• brine;
  • fluid inclusions;
  • paleozoic calcite veins;
  • rare earth elements;
  • stable isotopes


Calcite veins in Paleoproterozoic granitoids on the Baltic Shield are the focus of this study. These veins are distinguished by their monomineralic character, unusual thickness and closeness to Neoproterozoic dolerite dykes and therefore have drawn attention. The aim of this study was to define the source of these veins and to unravel their isotopic and chemical nature by carrying out fine-scale studies. Seven calcite veins covering a depth interval of 50–420 m below the ground surface and composed of breccias or crack-sealed fillings typically expressing syntaxial growth were sampled and analysed for a variety of physicochemical variables: homogenization temperature (Th) and salinity of fluid inclusions, and stable isotopes (87Sr/86Sr, 13C/12C, 18O/16O), trace-element concentrations (Fe, Mn, Mg, Sr, rare earth elements) and cathodoluminescence (CL) of the solid phase.

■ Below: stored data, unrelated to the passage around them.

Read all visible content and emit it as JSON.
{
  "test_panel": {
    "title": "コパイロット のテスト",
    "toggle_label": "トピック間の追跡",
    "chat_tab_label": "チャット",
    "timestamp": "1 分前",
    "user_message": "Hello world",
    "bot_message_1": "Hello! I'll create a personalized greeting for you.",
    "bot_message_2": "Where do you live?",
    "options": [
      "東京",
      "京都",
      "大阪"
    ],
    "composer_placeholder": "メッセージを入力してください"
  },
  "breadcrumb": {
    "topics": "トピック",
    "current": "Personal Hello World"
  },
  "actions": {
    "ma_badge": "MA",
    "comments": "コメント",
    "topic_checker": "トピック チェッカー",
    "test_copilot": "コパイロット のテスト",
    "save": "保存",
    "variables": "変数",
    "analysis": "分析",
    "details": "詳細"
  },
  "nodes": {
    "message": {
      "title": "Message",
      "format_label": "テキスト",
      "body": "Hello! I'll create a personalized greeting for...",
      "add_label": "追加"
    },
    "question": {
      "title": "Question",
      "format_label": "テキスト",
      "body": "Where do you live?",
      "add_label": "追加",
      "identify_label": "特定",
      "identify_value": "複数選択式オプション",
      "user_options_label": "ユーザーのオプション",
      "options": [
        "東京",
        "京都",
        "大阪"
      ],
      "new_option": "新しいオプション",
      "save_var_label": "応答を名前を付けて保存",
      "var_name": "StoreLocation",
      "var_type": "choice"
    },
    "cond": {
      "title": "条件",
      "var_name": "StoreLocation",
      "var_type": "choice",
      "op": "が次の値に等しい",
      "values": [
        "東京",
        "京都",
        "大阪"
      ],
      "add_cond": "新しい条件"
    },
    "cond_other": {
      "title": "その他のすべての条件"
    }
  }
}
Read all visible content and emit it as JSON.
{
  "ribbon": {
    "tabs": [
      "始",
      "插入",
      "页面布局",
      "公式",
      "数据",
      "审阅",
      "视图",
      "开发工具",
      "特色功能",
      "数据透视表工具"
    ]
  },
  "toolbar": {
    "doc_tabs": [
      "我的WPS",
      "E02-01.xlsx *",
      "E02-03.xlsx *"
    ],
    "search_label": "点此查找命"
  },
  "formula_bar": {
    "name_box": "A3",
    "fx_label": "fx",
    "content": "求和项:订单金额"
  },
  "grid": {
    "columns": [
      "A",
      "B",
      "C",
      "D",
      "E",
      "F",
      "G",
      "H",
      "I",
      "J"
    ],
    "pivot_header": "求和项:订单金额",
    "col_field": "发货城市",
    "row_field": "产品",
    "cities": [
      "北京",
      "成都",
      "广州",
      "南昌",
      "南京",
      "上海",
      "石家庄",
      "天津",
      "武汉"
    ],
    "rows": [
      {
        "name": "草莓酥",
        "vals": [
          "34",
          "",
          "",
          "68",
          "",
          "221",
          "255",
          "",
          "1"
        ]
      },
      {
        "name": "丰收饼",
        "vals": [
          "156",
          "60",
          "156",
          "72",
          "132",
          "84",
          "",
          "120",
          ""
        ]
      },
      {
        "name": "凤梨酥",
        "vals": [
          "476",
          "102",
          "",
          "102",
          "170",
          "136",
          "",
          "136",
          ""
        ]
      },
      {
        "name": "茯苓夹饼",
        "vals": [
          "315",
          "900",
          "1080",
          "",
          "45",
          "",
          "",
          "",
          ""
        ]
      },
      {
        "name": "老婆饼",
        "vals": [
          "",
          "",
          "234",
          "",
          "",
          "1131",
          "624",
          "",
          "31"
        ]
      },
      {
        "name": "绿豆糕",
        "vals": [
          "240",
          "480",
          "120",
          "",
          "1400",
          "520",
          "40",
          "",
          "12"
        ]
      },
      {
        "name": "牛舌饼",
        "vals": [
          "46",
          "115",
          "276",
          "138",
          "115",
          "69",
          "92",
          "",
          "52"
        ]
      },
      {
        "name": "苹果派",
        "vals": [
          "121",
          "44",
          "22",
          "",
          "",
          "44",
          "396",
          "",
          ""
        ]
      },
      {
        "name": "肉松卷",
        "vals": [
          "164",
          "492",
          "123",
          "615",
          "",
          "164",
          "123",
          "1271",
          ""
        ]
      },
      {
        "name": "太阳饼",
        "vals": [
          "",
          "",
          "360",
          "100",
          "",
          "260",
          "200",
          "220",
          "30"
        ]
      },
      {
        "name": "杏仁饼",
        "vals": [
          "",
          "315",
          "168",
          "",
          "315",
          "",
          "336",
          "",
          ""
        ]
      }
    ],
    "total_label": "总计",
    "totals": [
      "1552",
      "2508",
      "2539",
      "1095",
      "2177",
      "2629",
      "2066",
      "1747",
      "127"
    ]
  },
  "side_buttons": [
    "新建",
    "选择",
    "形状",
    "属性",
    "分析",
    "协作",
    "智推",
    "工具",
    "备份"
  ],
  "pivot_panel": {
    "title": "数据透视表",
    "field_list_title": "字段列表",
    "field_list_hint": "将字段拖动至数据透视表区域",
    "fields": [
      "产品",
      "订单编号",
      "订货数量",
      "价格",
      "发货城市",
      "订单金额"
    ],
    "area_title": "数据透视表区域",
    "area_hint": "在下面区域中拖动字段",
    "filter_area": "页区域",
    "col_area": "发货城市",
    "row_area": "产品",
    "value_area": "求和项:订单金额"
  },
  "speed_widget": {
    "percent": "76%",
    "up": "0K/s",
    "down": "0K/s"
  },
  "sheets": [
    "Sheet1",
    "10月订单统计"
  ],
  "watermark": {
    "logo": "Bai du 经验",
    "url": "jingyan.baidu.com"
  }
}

The fluid-inclusion data show that the calcites were precipitated mainly from relatively low-temperature (Th = 73–106°C) brines (13.4–24.5 wt.% CaCl2), and the 87Sr/86Sr is more radiogenic than expected for Rb-poor minerals precipitated from Neoproterozoic fluids. These features, together with the distribution of δ13C and δ18O values, provide evidence that the calcite veins are not genetic with the nearby Neoproterozoic dolerite dykes, but are of Paleozoic age and were precipitated from warm brines expressing a rather large variability in salinity. Whereas the isotopic and chemical variables express rather constant average values among the individual veins, they vary considerably on fine-scale across individual veins. This has implications for understanding processes causing calcite-rich veins to form and capture trace metals in crystalline bedrock settings.